Coral (Acropora sp.) growing in nursery for restoration | Image: Cameron Bee, Reef Restoration Foundation

Mr Donnelly said GBR tourist experiences are usually still very positive, with visitors starting from a different baseline of expectations.

“People sometimes get in the water thinking that it’s ‘last chance tourism’, because of how [the GBR] portrayed in the media. But the reality is more nuanced.

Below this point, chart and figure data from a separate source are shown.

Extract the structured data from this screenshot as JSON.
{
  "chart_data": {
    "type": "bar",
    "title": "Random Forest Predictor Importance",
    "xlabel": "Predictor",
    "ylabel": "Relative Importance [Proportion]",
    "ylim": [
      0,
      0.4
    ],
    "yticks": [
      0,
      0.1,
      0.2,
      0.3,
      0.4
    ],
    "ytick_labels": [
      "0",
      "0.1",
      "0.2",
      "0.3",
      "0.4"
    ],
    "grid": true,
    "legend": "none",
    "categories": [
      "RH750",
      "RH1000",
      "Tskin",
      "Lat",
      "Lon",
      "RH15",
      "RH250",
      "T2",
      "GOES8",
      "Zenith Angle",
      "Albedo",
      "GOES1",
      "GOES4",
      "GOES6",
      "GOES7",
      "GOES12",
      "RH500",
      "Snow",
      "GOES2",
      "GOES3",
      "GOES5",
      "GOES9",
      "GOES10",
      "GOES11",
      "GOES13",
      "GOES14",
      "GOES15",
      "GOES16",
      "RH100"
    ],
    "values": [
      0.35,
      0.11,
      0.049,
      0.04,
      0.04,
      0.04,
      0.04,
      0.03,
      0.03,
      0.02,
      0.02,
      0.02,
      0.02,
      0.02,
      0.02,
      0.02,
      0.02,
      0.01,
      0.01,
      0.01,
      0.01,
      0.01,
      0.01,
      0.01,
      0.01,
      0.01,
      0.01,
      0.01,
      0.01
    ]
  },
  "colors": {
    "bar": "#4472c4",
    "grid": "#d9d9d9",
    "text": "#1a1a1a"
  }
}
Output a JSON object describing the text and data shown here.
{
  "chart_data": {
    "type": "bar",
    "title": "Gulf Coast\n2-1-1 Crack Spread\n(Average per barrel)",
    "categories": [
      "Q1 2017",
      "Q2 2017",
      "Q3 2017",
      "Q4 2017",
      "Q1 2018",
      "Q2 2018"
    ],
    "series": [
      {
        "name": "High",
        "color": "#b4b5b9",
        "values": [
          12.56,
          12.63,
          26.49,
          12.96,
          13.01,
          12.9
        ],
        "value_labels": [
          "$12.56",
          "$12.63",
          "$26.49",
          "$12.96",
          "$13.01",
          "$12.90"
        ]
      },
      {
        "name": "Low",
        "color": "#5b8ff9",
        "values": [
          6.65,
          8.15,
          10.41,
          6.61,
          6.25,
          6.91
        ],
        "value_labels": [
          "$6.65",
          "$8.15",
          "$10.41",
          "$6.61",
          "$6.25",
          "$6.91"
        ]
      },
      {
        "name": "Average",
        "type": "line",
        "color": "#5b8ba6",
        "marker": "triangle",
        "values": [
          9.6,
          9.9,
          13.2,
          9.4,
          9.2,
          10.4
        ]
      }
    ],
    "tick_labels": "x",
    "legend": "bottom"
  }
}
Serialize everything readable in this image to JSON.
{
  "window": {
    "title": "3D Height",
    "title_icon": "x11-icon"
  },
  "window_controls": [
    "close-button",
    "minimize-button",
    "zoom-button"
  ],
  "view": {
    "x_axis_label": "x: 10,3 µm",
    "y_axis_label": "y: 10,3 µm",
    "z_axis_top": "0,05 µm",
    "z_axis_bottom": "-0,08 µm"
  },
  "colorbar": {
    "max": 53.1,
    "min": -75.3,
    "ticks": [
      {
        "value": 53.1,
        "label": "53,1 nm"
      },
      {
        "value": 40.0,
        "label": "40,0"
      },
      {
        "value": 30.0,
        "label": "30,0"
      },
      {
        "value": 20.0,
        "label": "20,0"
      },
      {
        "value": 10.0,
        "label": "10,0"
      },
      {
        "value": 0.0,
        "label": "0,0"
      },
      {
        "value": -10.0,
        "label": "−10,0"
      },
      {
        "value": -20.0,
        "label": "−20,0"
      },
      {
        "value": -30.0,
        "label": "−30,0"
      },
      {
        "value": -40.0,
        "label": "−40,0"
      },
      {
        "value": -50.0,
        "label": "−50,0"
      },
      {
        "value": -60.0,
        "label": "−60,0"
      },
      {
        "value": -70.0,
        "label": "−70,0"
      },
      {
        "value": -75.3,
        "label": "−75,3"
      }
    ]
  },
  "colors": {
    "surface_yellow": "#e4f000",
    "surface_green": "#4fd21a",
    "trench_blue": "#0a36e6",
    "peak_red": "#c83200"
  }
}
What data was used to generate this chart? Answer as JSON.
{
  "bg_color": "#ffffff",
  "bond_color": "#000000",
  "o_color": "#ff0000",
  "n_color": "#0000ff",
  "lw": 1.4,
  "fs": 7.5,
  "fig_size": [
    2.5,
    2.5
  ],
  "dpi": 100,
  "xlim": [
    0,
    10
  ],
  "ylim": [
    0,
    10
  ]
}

When they get out, they often say it’s one of the best things they have ever done in their life.

“Maybe the day will come when it’s genuinely last chance tourism at the GBR, but right now we’re far from it.”

Biased Reporting & Recovery

Reminding us that warming oceans and coral bleaching are global issues, Mr Coulthard has warned against negative and alarmist media reporting, which he believes stems from the reef being the world’s most famous and well-documented reef system.

“If you get a little bit of bleaching on the reef, the entire 2700km length of the reef is [reported as] dead – very different than for reefs elsewhere, that often go unnoticed,” he said.

“Considering all stressors, the reef actually is considerably healthy – a lot better than what most people imagine it to be.

“Remember that the reef also recovers.  I surveyed a location just yesterday, and the corals that were bleached six weeks ago have fully recovered.

“Bleaching events are a concern, but I think if any reef has a chance of surviving because it’s so vast, biodiverse, and resilient.”

Ms Quinlan believes that more should be done to improve the reef’s situation.

“I’m sure lots of my peers have dove or snorkelled the reef in their lifetime, either with family or university friends – I know lots of my friends have,” she said.

“That’s not going to be an option if this continues, … it’s going to be all covered in algae with no fish.

“I think Australia could do better to be honest. As such an educated country with so many resources, there’s so much opportunity to protect it.”